Kepala Badan Kebijakan Fiskal Anggito Abimanyu menambahkan, dengan tambahan Rp 2 triliun untuk stimulus infrastruktur, maka akan lebih banyak proyek-proyek yang dibangun. “Jalan desa, irigasi, dan jalan-jalan kabupaten bisa dibangun. Itu kan cepat menghasilkan lapangan kerja. Kan tidak perlu beli tanah jadi cepat, penyerapannya akan cepat,” kata dia.

Tiga Target Utama

Kamar Dagang dan Industri (Kadin) menyarankan agar penyesuaian alokasi anggaran stimulus bidang fiskal itu difokuskan pada tiga target utama, yakni penguatan daya beli rakyat, memperkecil potensi PHK dan merealisasikan proyek-proyek infrastruktur yang telah direncanakan.

Ketua Komite Tetap Perdagangan Dalam Negeri Kadin Indonesia Bambang Soesatyo kepada detikcom, Rabu (25/2/2009) mengingatkan, pemerintah dan DPR sebaiknya tidak bereksperimen dengan program-program yang sekedar membuat semua orang “happy”. “Pendekatan menyenangkan semua orang di masa krisis ini tidak akan efektif. Pertama, karena keterbatasan keuangan negara mengharuskan pemerintah membuat pilihan-pilihan atau prioritas. Kedua, harus ada kepastian bahwa penggunaan anggaran stimulus itu akan membuahkan nilai tambah yang signifikan dengan dampak berantai yang masif,” papar dia.

Menurut Bambang, persoalan utama perekonomian global saat ini, termasuk perekonomian Indonesia adalah kemerosotan tajam permintaan atau konsumsi masyarakat.
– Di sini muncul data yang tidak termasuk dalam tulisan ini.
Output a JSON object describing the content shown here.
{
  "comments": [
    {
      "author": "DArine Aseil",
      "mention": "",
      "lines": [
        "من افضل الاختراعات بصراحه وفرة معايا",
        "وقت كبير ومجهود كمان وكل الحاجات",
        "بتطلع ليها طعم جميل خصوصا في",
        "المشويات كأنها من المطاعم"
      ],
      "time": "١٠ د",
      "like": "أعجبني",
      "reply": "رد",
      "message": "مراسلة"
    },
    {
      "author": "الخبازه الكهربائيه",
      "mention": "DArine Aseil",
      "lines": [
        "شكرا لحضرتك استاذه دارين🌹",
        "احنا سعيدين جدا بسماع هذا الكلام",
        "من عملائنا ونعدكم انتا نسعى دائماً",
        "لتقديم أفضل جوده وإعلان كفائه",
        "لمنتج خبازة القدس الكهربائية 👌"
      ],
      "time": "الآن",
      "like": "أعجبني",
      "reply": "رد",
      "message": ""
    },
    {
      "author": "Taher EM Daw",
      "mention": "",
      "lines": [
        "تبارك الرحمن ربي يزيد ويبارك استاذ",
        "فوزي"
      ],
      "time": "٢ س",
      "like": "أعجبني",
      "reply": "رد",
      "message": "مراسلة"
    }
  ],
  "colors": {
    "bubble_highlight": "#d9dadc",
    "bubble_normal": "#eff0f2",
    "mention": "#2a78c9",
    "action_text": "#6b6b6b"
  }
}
Selain itu, banyak sektor usaha tak bisa menghindari kemungkinan PHK, dan pada industri tertentu (tekstil, manufaktur, alas kaki) amat menakutkan dalam segi jumlah. “Alokasi anggaran stimulus fiskal amat diperlukan untuk memperkecil potensi PHK pada sektor-sektor tersebut,” tegas dia.